- Born: 1840 Bucharest, Wallachia
- Died: January 24, 1877 (aged 36–37) Bucharest, Principality of Romania
- Resting place: Bucharest Sephardic Jewish Cemetery
- Spouse: Luțica Căhănescu

= Abraham Cohen Bucureșteanu =

Abraham Cohen Bucureșteanu (1840 – January 24, 1877) was a Romanian poet, songwriter, and publicist. He is credited as the first Jew to write verse in the Romanian language.

==Biography==
Abraham Cohen Bucureșteanu was born into a Sephardic Jewish family in Bucharest in 1840. His father, Moise Elias Cohen, was a wealthy banker. Bucureșteanu initially pursued a career in theatre and obtained some success as an actor, but at the urging of his family he shifted his focus to commerce.

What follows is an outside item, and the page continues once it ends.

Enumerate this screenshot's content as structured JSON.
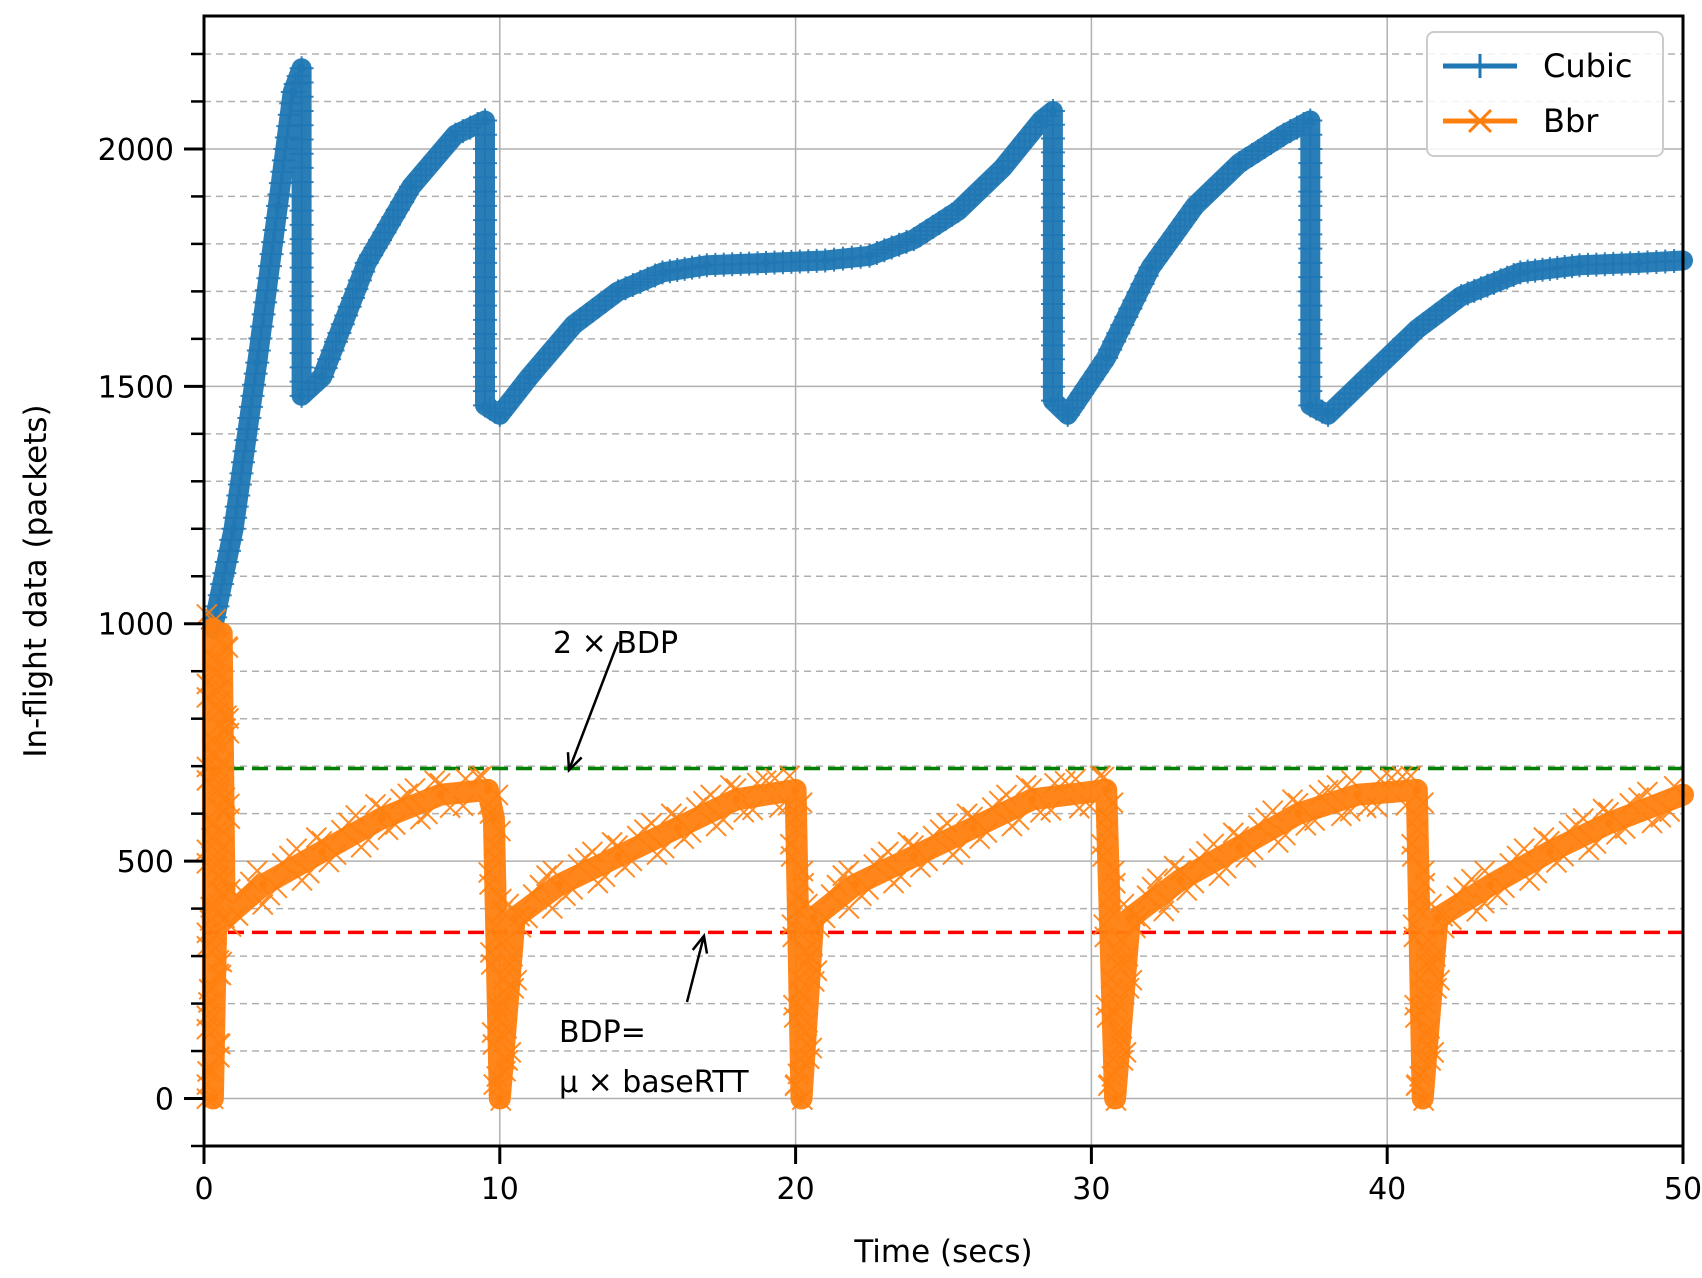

Between 1860 and 1874, Bucureșteanu wrote numerous satirical poems, epigrams, love songs, theatrical sketches, and anecdotes that were well received by the public across social classes. While his songs were included in numerous popular collections, he himself only published two works during his lifetime: Urdubelea și Norocul (Bucharest, 1873) and Buchetul, Culegere de Anecdote (Bucharest, 1874).

Alongside Benjamin F. Peixotto and others, Bucureșteanu was in 1872 a founder of the Infratirea Zion Jewish fraternal association, and served as its first president. The organization later affiliated with the Order of B'nai B'rith as the Zion Grand Lodge.

Bucureșteanu led a turbulent personal life, which ultimately contributed to his physical decline and premature death from tuberculosis in 1877.